These days, many organizations have locations across multiple sites and employees who work from home part or all of the time. Yet, I find that organizations still hold on to old ways of communicating. As we shift to working more with distanced employees, whether they are at another location or working from home, we need to adopt different communication practices—ones that are inclusive of all and are effective for connecting at a distance. While it can be slightly more difficult to communicate at a distance, it's not impossible! You simply need to be more intentional about when, how, and why you’re communicating.
Here are three things to consider when communicating from a distance:
1. Use the right tool for the right situation: There are a wide variety of tools available to us—email, webinar, video chat, instant messenger, discussion boards, phone, and more! Don't default to using the same tool all the time. Think about the message you want to convey and use the right tool for that. Do you have a quick message or question for someone that is time sensitive? Phone or instant message may be the way to go. Do you have a message that will require responses from a variety of people? You could use a discussion board, webinar, or group video chat for that. Be mindful of who needs to be included in the communication and consider the best tool for the message.

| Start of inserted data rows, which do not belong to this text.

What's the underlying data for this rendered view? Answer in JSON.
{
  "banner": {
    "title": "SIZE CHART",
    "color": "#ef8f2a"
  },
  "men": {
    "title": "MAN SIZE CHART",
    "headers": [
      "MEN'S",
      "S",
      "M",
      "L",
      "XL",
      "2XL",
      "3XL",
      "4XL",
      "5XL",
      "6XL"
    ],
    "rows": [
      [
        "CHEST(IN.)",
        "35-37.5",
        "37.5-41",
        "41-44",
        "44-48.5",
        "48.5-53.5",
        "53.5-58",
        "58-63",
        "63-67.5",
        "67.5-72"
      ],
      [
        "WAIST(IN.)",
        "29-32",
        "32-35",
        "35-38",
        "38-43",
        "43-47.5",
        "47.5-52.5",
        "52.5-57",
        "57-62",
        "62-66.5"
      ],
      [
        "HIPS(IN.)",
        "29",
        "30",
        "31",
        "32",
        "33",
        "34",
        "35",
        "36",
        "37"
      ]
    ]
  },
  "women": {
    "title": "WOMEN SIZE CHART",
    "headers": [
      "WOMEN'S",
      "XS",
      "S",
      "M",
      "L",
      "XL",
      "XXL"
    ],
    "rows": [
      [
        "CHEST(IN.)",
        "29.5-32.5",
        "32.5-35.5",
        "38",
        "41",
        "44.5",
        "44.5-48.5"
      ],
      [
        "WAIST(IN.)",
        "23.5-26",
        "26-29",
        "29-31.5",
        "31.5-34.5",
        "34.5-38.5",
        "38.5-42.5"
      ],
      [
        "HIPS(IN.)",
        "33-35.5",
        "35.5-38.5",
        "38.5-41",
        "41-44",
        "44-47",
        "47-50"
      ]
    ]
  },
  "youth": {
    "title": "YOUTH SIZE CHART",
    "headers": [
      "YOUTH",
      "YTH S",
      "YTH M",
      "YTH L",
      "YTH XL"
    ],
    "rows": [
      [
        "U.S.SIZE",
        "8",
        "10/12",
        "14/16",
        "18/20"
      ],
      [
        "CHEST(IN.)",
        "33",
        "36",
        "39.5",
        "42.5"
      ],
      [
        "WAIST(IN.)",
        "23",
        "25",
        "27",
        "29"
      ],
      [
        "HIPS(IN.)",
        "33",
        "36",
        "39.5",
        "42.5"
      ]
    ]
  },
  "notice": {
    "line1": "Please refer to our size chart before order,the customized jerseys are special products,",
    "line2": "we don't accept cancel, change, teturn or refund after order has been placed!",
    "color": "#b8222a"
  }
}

2. Have a conversation with your team about how you will communicate: As a team, discuss what methods of communication you will use and when. For instance, will you use a discussion board for news or email? What about questions for the team? Will that be shared in a meeting, discussion board, or other forum? By working together as a team to identify the best methods of communication and setting your expectations up front, you are less likely to have frustrated employees. Once you form your communication agreement, be sure to remind everyone that this is a team agreement and everyone should hold each other accountable. Revisit your agreement periodically; you may find out that what you originally decided no longer works for the team.
3. Be present during your communication: It's easy to become distracted when you’re not in the same room as the person you’re communicating with. However, that can be extremely frustrating for the other party. You may think they don’t know you’re answering an email or text, but they do. They can hear it in the pauses in your voice or the way you drag out a sentence. When this happens, your distanced colleague will start to disengage and will be less forthcoming in the current conversation and potentially future ones. So, how do you stay focused? Try turning away from your computer, or handwriting notes to capture what the person is saying. If you’re in the middle of sending an email when someone calls you or sends an instant message, ask for a moment to complete your thought so that you can give them your full attention.
While this may sound like extra work, it's really just an investment in your distanced relationships. It may take some time on the front end, but after a while, it will just be the way you communicate on a regular basis. And this investment is worth it! When people feel they have a voice, they are more likely to share ideas and be engaged in their work.